My #MomTruth: “There is no work life balance”

Monica Royer
Aug 28, 2017 · 2 min read

I watched from the sideline as my brother launched Bonobos. I often wondered to myself how he could stand for hours on end emailing and who in the world was he emailing all that time? Also, how could emailing take all day? I would miss his call only to call him back two minutes later and he was already off on another phone call. I remember thinking how could anyone be that busy? I now know how.

I suddenly feel as though I’ve jumped into another void. A universe where time is no longer my own. Where the hours between 5am and 5pm feel like a flash of five minutes. Where every spare minute of every day (both waking and sleeping) is all consumed by the brand. The brand becomes your life. And yet, I also have a daughter. I have to balance spending time with her and making sure she knows she is my number one priority. My solution thus far has been to have her with me as much as I can — the office, travel, and everywhere in between. I am the mom sitting outside tennis, piano, and ballet feverishly working on my computer and taking calls on my phone. The other moms probably wondering what is wrong with me. My hope is that by picking her up and dropping her off I can be there for all that she needs in those in between moments. I try to make my work trips fun for her. We learn about the different cities we visit. And my office is her second home.
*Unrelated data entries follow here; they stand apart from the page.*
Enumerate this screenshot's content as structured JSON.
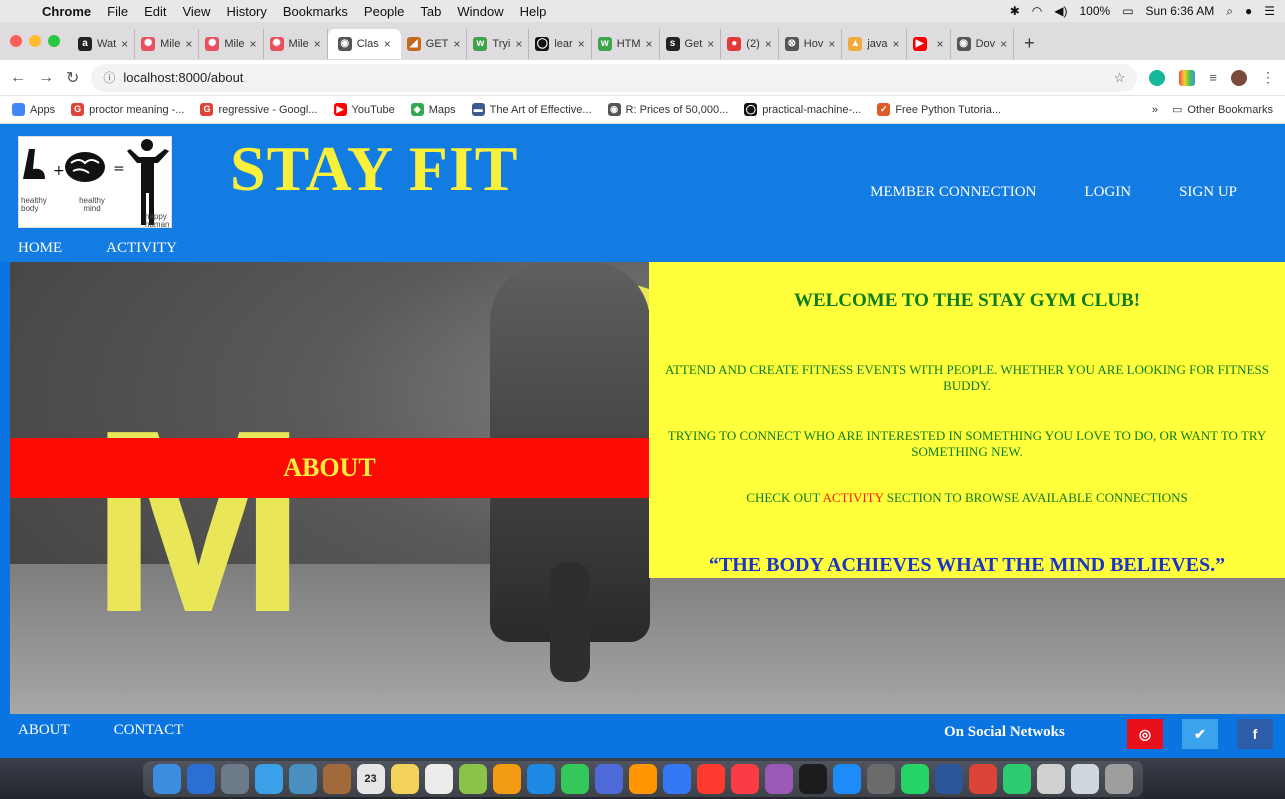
{
  "menubar": {
    "app": "Chrome",
    "items": [
      "File",
      "Edit",
      "View",
      "History",
      "Bookmarks",
      "People",
      "Tab",
      "Window",
      "Help"
    ],
    "battery": "100%",
    "clock": "Sun 6:36 AM"
  },
  "tabs": [
    {
      "label": "Wat",
      "icon_color": "#222222",
      "glyph": "a"
    },
    {
      "label": "Mile",
      "icon_color": "#e8505b",
      "glyph": "✺"
    },
    {
      "label": "Mile",
      "icon_color": "#e8505b",
      "glyph": "✺"
    },
    {
      "label": "Mile",
      "icon_color": "#e8505b",
      "glyph": "✺"
    },
    {
      "label": "Clas",
      "icon_color": "#555555",
      "glyph": "◉",
      "active": true
    },
    {
      "label": "GET",
      "icon_color": "#c46b1b",
      "glyph": "◢"
    },
    {
      "label": "Tryi",
      "icon_color": "#3fa34d",
      "glyph": "w"
    },
    {
      "label": "lear",
      "icon_color": "#111111",
      "glyph": "◯"
    },
    {
      "label": "HTM",
      "icon_color": "#3fa34d",
      "glyph": "w"
    },
    {
      "label": "Get",
      "icon_color": "#222222",
      "glyph": "s"
    },
    {
      "label": "(2)",
      "icon_color": "#e03a3a",
      "glyph": "●"
    },
    {
      "label": "Hov",
      "icon_color": "#555555",
      "glyph": "⊗"
    },
    {
      "label": "java",
      "icon_color": "#f2a93b",
      "glyph": "▲"
    },
    {
      "label": "",
      "icon_color": "#ff0000",
      "glyph": "▶"
    },
    {
      "label": "Dov",
      "icon_color": "#555555",
      "glyph": "◉"
    }
  ],
  "toolbar": {
    "url": "localhost:8000/about"
  },
  "bookmarks": [
    {
      "label": "Apps",
      "icon_color": "#4285f4"
    },
    {
      "label": "proctor meaning -...",
      "icon_color": "#db4437",
      "glyph": "G"
    },
    {
      "label": "regressive - Googl...",
      "icon_color": "#db4437",
      "glyph": "G"
    },
    {
      "label": "YouTube",
      "icon_color": "#ff0000",
      "glyph": "▶"
    },
    {
      "label": "Maps",
      "icon_color": "#34a853",
      "glyph": "◆"
    },
    {
      "label": "The Art of Effective...",
      "icon_color": "#3a5a8c",
      "glyph": "▬"
    },
    {
      "label": "R: Prices of 50,000...",
      "icon_color": "#555555",
      "glyph": "◉"
    },
    {
      "label": "practical-machine-...",
      "icon_color": "#111111",
      "glyph": "◯"
    },
    {
      "label": "Free Python Tutoria...",
      "icon_color": "#e05a2a",
      "glyph": "✓"
    }
  ],
  "bookmarks_other": "Other Bookmarks",
  "site": {
    "logo_captions": [
      "healthy body",
      "healthy mind",
      "happy human"
    ],
    "brand": "STAY FIT",
    "topnav": [
      "MEMBER CONNECTION",
      "LOGIN",
      "SIGN UP"
    ],
    "subnav": [
      "HOME",
      "ACTIVITY"
    ],
    "about_band": "ABOUT",
    "welcome": {
      "title": "WELCOME TO THE STAY GYM CLUB!",
      "para1": "ATTEND AND CREATE FITNESS EVENTS WITH PEOPLE. WHETHER YOU ARE LOOKING FOR FITNESS BUDDY.",
      "para2": "TRYING TO CONNECT WHO ARE INTERESTED IN SOMETHING YOU LOVE TO DO, OR WANT TO TRY SOMETHING NEW.",
      "para3_pre": "CHECK OUT ",
      "para3_hl": "ACTIVITY",
      "para3_post": " SECTION TO BROWSE AVAILABLE CONNECTIONS",
      "quote": "“THE BODY ACHIEVES WHAT THE MIND BELIEVES.”"
    },
    "footer": {
      "links": [
        "ABOUT",
        "CONTACT"
      ],
      "social_label": "On Social Netwoks",
      "social": [
        {
          "name": "instagram",
          "glyph": "◎",
          "color": "#e8101a"
        },
        {
          "name": "twitter",
          "glyph": "✔",
          "color": "#3aa3ec"
        },
        {
          "name": "facebook",
          "glyph": "f",
          "color": "#2d5da8"
        }
      ]
    }
  },
  "dock": {
    "calendar_day": "23"
  }
}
I am so thankful for my parents. They have helped and supported me every step of the way. Stepping in when I can’t be at pick up or at home. Always gently reminding me that my biggest job in life is not the brand, but her. My husband is also very supportive, but he has the same job as I do. How foolish for us both to be entrepreneurs. And even though we don’t get to spend the time together that we want, we understand each other so well because we share in the same responsibility. To our daughter. To our brands. The same struggles.

I have come to believe that you can’t have it all. For me a relaxing dinner and socializing with friends is a luxury. Instead I take snuggles from my little lady and I hop back on my computer after she goes to sleep. And sleep for me? I catch up on the weekends.

But to be part of this new generation of moms who make things happen is everything to me. I am inspired daily by the amazing women around me and the shit they get done between 6 am and 10 pm. There is no work life balance. They are not separate entities. For me, worklife is one word.

And I wouldn’t have it any other way.